CASE REPORT
Ethical approval for this case report was obtained from the institutional review board of the Tokai University Hospital (approval number 21R-269). The study was conducted in accordance with the Code of Ethics of the World Medical Association (Declaration of Helsinki). The institutional review board was responsible for anonymizing the patients, and the requirement for informed consent was waived.
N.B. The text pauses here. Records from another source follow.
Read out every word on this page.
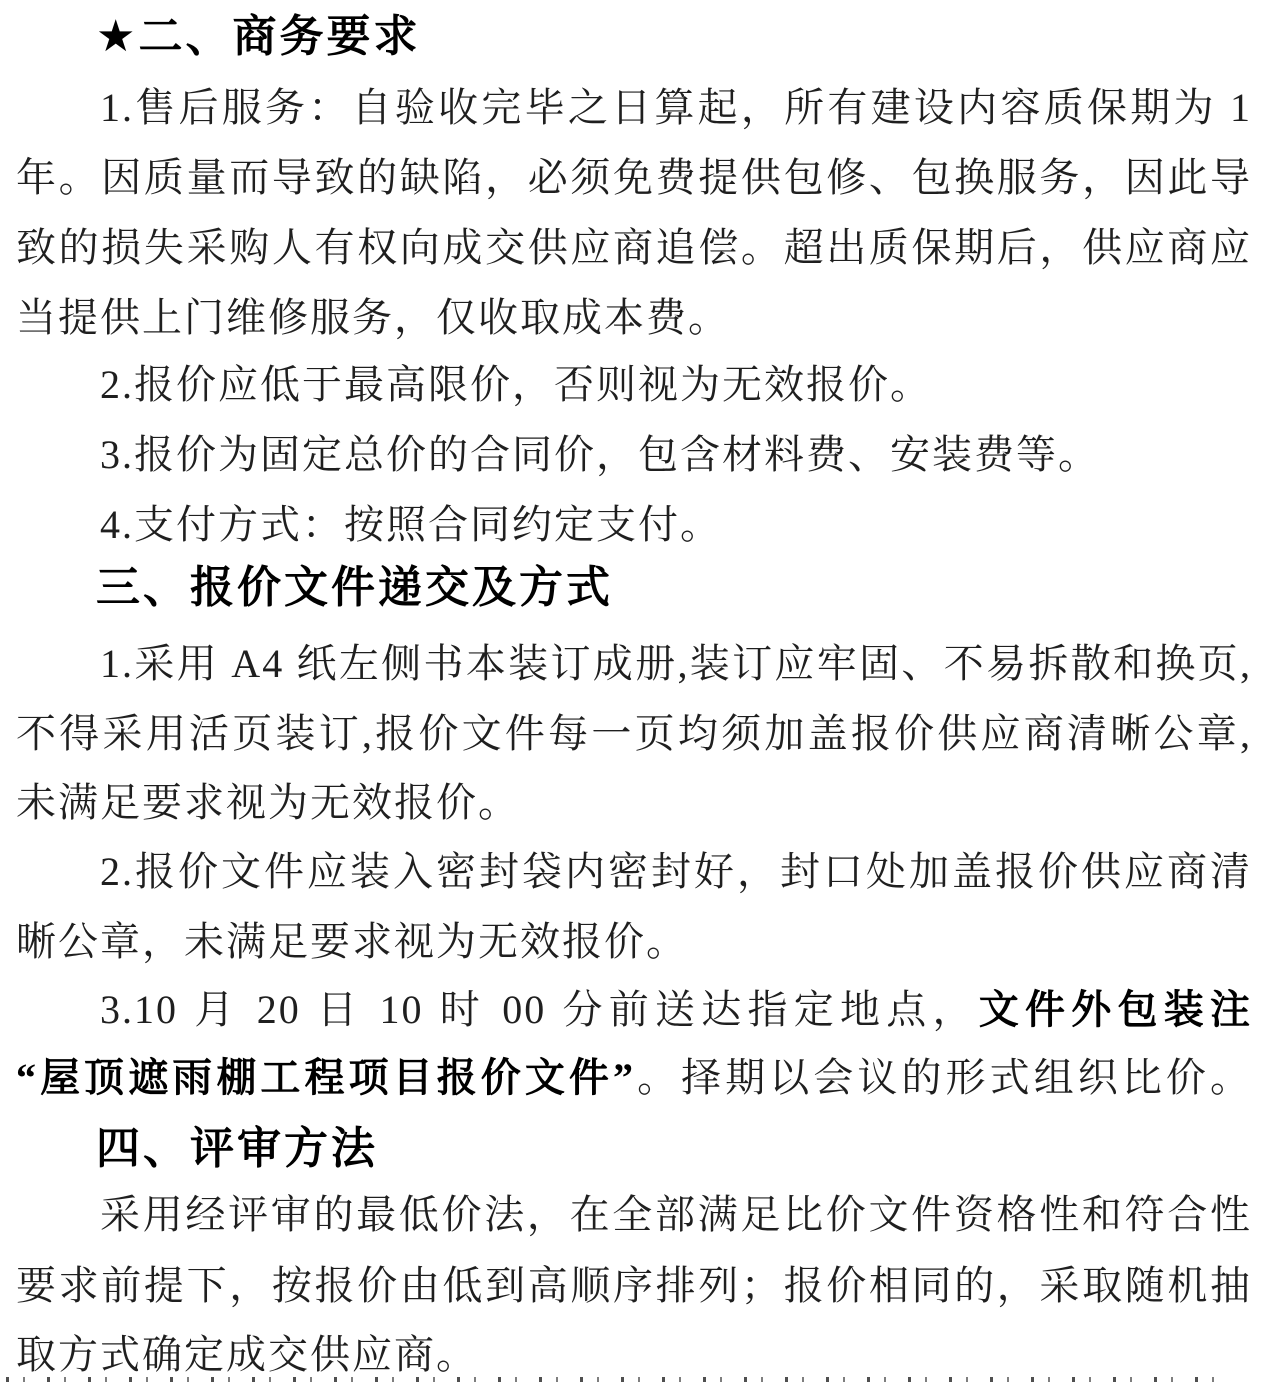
★二、商务要求
1.售后服务：自验收完毕之日算起，所有建设内容质保期为 1
年。因质量而导致的缺陷，必须免费提供包修、包换服务，因此导
致的损失采购人有权向成交供应商追偿。超出质保期后，供应商应
当提供上门维修服务，仅收取成本费。
2.报价应低于最高限价，否则视为无效报价。
3.报价为固定总价的合同价，包含材料费、安装费等。
4.支付方式：按照合同约定支付。
三、报价文件递交及方式
1.采用 A4 纸左侧书本装订成册,装订应牢固、不易拆散和换页,
不得采用活页装订,报价文件每一页均须加盖报价供应商清晰公章,
未满足要求视为无效报价。
2.报价文件应装入密封袋内密封好，封口处加盖报价供应商清
晰公章，未满足要求视为无效报价。
3.10 月 20 日 10 时 00 分前送达指定地点，文件外包装注
“屋顶遮雨棚工程项目报价文件”。择期以会议的形式组织比价。
四、评审方法
采用经评审的最低价法，在全部满足比价文件资格性和符合性
要求前提下，按报价由低到高顺序排列；报价相同的，采取随机抽
取方式确定成交供应商。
A 51-year-old man visited our clinic with the chief complaint of right cheek pain. The right middle meatus was edematous and closed, and bloody rhinorrhea was observed (Fig. 1). The Papanicolaou classification of nasal cytology was Class Ⅲ (Cytology suggestive of, but not conclusive for, malignancy) and CT revealed a right maxillary sinus shadow with a partial bony defect, suggesting a malignant disease (Fig. 2ab). However, MRI revealed an internally homogeneous lesion without contrast effect. It exhibited low signal intensity on T1 and T2, and no invasion outside the maxillary sinus, thus suggesting an inflammatory disease (Fig. 2cd). Endoscopic right sinus surgery was performed under local anesthesia to improve the right buccal pain via decompression and to confirm the diagnosis. The right maxillary sinus contained a highly viscous mucus reservoir and a large amount of yellowish-white debris. Allergic fungal rhinosinusitis was suspected (Fig. 3ab). The histopathological diagnosis was diffuse large B-cell lymphoma, based on the mucous accumulation and debris from the sinus and its mucosa (Fig. 3cd). The patient underwent radiochemotherapy, attaining disease remission.